# Taking the chill off the basement in milder weather



## firecracker_77 (Sep 30, 2012)

I really love my Woodstock.  Fired her up tonight when spending time down here watching a movie.  A wonderful little space heater and on natural gas, doesn't add much to my heating cost.  This is vented outside, which to me is still preferable for those willing to spend a few bucks extra on installation.  If you plan on staying in your home for awhile, the extra cost is well worth the lack of moisture and peace of mind of not having unwanted by-products in your space.


----------



## nate379 (Sep 30, 2012)

Non vented heaters aren't even legal in many locales.  I can't see how they would be safe!


----------



## firecracker_77 (Sep 30, 2012)

nate379 said:


> Non vented heaters aren't even legal in many locales.
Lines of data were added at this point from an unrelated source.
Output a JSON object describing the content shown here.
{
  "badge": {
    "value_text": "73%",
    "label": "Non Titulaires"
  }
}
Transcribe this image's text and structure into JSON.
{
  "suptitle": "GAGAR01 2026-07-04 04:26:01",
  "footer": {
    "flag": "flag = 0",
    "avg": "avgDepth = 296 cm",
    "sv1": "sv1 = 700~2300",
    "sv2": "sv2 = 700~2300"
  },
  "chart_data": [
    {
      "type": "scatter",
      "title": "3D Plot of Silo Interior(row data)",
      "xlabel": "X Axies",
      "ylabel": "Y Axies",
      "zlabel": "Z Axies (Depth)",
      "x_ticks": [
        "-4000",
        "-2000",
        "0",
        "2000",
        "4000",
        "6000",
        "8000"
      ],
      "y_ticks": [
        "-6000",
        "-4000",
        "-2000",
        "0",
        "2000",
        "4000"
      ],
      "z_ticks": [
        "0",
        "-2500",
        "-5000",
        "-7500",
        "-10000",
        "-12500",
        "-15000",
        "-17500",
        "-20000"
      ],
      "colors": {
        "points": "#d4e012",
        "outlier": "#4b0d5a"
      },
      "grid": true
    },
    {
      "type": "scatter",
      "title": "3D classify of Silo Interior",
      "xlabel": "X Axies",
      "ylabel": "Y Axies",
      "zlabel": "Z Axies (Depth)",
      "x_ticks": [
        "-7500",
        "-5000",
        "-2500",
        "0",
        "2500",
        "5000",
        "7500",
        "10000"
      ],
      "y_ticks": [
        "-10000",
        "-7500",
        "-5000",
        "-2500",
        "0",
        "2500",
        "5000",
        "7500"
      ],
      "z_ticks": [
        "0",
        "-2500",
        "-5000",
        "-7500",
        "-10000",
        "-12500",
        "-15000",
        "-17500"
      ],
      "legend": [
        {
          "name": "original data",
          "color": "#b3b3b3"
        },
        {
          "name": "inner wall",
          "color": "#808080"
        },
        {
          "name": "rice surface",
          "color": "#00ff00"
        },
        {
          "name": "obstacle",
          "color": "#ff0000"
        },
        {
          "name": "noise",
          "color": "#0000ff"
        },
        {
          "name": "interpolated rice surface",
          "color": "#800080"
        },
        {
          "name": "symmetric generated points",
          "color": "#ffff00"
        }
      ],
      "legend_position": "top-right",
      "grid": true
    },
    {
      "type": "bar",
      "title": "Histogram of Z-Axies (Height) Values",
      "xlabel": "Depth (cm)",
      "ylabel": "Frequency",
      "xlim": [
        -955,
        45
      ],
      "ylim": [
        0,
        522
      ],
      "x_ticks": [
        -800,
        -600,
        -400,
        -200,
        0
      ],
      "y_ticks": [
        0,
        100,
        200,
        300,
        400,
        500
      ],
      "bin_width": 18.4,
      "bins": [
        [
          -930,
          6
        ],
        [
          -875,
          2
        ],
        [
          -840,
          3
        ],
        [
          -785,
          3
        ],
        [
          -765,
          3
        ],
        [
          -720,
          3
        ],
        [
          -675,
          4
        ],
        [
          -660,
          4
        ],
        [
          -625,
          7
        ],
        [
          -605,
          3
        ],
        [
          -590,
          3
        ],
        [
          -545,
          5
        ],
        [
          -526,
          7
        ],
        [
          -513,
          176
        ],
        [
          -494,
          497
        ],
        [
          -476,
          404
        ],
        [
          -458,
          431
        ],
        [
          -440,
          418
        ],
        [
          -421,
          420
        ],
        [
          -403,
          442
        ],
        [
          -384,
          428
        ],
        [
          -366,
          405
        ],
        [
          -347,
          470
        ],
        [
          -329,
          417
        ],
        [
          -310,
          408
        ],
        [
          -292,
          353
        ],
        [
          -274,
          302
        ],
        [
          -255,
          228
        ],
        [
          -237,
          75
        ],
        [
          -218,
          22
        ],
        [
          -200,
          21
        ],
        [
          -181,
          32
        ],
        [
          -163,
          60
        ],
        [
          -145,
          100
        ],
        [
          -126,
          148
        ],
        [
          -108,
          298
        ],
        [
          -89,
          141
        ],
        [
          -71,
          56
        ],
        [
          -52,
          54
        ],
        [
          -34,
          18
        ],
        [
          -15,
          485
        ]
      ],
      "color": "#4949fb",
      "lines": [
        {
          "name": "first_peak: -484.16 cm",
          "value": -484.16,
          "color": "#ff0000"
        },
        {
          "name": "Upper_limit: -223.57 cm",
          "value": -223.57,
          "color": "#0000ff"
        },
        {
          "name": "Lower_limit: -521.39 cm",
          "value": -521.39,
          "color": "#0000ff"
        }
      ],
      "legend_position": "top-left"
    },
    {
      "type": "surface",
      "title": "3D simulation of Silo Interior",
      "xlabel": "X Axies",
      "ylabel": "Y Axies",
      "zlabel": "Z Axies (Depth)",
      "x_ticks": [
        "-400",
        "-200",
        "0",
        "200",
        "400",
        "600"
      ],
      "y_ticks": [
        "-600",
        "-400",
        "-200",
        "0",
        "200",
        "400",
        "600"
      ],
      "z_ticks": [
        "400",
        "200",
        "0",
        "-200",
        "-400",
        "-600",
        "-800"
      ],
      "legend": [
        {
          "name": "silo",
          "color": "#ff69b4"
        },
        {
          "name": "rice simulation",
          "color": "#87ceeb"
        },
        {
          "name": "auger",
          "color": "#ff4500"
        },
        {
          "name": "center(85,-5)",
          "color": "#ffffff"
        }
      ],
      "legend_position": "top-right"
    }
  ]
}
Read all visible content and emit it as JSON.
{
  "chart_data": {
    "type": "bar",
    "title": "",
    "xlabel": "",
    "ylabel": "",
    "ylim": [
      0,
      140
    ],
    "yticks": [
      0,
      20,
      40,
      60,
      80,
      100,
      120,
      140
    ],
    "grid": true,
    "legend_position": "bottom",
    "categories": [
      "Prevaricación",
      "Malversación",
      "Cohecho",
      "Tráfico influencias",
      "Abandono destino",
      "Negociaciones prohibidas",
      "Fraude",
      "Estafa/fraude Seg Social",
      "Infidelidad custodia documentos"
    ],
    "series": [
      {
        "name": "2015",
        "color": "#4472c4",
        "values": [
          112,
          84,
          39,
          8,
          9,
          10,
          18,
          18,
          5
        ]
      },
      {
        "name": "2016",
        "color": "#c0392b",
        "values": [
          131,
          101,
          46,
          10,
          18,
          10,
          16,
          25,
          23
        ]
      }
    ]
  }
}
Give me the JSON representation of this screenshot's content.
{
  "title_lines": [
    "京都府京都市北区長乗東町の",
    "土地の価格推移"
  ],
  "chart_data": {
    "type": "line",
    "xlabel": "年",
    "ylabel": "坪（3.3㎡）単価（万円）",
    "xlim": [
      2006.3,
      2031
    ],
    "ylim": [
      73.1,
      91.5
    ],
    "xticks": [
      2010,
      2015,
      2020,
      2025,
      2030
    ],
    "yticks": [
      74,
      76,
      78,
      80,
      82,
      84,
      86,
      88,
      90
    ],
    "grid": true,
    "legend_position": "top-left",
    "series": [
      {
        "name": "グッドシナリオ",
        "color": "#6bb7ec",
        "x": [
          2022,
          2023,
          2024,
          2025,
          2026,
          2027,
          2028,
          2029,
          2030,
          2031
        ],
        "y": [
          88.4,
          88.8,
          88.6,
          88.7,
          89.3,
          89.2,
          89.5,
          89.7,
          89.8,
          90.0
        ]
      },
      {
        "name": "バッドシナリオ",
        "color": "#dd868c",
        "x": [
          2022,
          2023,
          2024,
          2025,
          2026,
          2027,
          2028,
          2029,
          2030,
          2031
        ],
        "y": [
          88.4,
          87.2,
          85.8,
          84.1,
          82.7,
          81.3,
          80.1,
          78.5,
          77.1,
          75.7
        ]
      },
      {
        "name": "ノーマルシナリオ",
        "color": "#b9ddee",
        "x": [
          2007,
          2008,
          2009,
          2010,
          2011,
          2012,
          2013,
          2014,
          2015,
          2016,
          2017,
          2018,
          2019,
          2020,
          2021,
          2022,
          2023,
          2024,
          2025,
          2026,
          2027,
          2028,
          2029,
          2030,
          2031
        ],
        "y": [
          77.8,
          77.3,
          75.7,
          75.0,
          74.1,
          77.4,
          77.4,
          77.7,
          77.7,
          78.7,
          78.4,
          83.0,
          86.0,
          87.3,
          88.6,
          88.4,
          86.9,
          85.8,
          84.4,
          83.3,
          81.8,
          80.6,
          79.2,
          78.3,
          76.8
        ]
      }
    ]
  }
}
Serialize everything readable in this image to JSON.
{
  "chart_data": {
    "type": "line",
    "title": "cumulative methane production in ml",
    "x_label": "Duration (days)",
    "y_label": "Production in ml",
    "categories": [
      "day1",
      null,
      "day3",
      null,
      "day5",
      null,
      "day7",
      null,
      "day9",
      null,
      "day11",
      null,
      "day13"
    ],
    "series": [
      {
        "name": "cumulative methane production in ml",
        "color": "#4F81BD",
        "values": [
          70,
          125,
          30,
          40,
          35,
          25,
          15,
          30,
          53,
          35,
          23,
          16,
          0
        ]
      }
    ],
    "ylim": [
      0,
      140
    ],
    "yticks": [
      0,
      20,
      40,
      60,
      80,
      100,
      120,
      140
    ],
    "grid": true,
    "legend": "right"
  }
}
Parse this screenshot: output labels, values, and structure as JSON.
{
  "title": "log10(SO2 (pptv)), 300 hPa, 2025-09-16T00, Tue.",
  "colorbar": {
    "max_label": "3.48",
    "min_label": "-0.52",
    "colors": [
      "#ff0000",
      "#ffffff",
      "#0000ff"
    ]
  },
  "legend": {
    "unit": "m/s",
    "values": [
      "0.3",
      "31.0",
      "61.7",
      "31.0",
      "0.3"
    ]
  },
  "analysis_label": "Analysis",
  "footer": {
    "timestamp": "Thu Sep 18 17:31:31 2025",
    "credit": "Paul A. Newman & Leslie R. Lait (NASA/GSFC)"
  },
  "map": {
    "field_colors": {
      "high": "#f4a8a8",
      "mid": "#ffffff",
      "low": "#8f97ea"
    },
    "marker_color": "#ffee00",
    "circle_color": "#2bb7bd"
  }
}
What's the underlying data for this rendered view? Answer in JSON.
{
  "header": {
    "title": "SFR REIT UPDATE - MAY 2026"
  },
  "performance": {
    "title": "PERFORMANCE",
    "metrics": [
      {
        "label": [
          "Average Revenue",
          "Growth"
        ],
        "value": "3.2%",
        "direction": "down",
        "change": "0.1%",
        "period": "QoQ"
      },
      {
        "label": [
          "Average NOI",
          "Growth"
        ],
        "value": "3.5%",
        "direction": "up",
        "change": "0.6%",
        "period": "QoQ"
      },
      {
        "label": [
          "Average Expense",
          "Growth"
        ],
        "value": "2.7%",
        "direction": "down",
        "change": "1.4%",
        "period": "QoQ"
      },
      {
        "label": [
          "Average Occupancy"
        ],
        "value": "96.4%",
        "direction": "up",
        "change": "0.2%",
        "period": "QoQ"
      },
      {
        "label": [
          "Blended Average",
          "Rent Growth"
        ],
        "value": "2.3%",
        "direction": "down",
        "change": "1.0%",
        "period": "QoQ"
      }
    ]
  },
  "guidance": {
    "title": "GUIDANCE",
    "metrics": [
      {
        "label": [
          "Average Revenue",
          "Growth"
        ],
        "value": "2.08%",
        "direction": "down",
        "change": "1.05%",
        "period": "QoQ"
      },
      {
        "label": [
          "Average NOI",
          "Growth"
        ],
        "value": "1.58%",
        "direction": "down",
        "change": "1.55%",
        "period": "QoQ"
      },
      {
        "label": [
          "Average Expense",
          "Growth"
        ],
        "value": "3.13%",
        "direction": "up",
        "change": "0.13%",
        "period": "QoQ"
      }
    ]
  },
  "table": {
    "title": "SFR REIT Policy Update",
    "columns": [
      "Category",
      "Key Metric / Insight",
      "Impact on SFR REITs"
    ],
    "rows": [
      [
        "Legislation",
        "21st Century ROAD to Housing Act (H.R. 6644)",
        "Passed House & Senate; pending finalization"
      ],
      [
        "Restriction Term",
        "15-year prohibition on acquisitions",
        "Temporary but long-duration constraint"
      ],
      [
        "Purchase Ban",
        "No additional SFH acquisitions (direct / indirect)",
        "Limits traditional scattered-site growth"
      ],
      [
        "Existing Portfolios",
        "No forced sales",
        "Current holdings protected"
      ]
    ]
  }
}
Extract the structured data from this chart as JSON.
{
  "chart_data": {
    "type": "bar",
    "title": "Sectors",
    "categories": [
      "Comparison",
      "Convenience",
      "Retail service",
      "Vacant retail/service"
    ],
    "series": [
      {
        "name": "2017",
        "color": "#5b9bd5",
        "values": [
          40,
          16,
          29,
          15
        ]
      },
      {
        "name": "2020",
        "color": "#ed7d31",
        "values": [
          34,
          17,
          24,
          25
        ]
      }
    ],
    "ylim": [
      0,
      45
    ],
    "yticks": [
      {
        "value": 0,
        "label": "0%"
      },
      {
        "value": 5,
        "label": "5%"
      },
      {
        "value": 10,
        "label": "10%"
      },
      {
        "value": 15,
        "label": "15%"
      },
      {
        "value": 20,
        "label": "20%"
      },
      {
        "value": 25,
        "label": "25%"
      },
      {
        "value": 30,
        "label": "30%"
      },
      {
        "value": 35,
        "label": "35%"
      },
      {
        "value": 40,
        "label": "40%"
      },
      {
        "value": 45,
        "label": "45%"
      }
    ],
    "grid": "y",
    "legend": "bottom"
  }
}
I can't see how they would be safe!


 
They are sold, so there is demand somewhere.


----------



## DAKSY (Oct 2, 2012)

firecracker_77 said:


> They are sold, so there is demand somewhere.


 
The demand is from those who want a cheap heat source, & are willing to deal with (or ignorant of) the downside of room-vented appliances.


----------



## firecracker_77 (Oct 2, 2012)

DAKSY said:


> The demand is from those who want a cheap heat source, & are willing to deal with (or ignorant of) the downside of room-vented appliances.


 
What I like about the venting is that I can leave the appliance on and not worry about any moisture or gas issues.


----------



## Bioburner (Oct 9, 2012)

Not legal in MN. One reason is buildings here a being built so tight. I visit KY often and most older homes are not at all airtight. They still sell alot of kerosene heaters. No thanks. I have a Jotul ventfree in-on a screened deck. Great for those first morning coffees in fall and spring.


----------



## firecracker_77 (Oct 9, 2012)

I'm not against anyone doing something they like.  Just wouldn't work for me.


----------